Local excessive kyphosis is the third reason. The CCA can be used to quantify the amount of BI; ventral spinal cord compression may occur with angles less than 150° [9]. In the patients with BI and AAD, superior migration of the odontoid and/or the horizontal clivus can lead to direct compression of the brainstem and upper cervical spinal cord. These changes place the cervicomedullary junction in excessive kyphosis and decrease the CCA [9, 28]. In the five cases which had no image change of the syrinx of this series, the pre- and postoperative CAA was 120.0° and 118.9°. Although it was not statistically significant, it implied more severe local kyphosis after the surgery. In the case of a patient with severe local kyphosis, the pre- and postoperative CAA was measured to be 98° and 95.3°.

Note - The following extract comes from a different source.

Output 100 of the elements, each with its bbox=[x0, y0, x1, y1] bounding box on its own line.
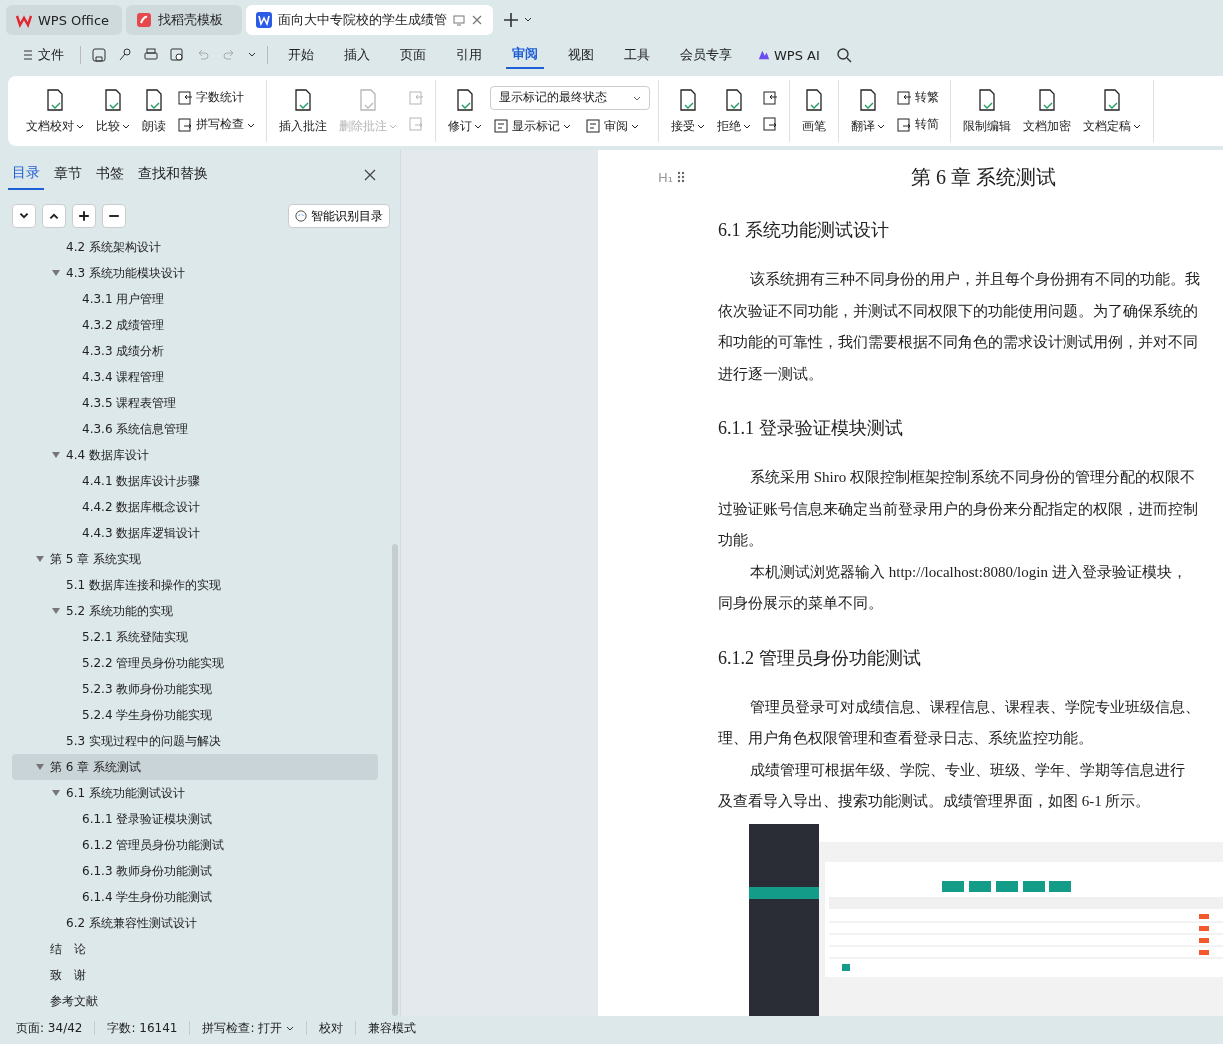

Although the patient’s postoperative odontoid apex was below Wackenheim line, anterior compression by local kyphosis was unresolved. The postoperative MR image revealed no syrinx change.

The pathology of syringomyelia combined with CVJ anomalies is only partially understood and its treatment is still a matter of debate; especially involving CM-I. This study will help with the recognition and awareness of this complicated pathology. The results suggested that the cranial vertebral realignment and internal fixation is the more appropriate technique in effectively managing this subgroup of patients. However, several limitations of this study still exist. Though 86 patients were matched with the inclusion criteria, only 71 could be documented in this series. The shortest follow-up period was 6 months which may not be long enough for this complex disease. After 2012, the distraction technique was modified. Thus, the effect of surgery had a chance to be affected by the use of different surgical methods.

Conclusions

The possible reason for patients affected by BI and AAD with concomitant syringomyelia is dislocation of the odontoid process which decreases the dimensions of the FM and obstructs CSF circulation. Coexisting tonsillar herniation and other types of malformations can aggravate the obstruction of CSF circulation. Posterior reduction and fixation technique combined with resection of posterior margin of the FM for this group of patients can effectively decompress the FM. Consequently this leads to shrinkage of the syrinx. Inadequate decompression of the FM, such as unsatisfied restoration of AAD, severe tonsillar herniation and local kyphosis, may lead to continuous clinical symptoms and radiological syrinx after surgery.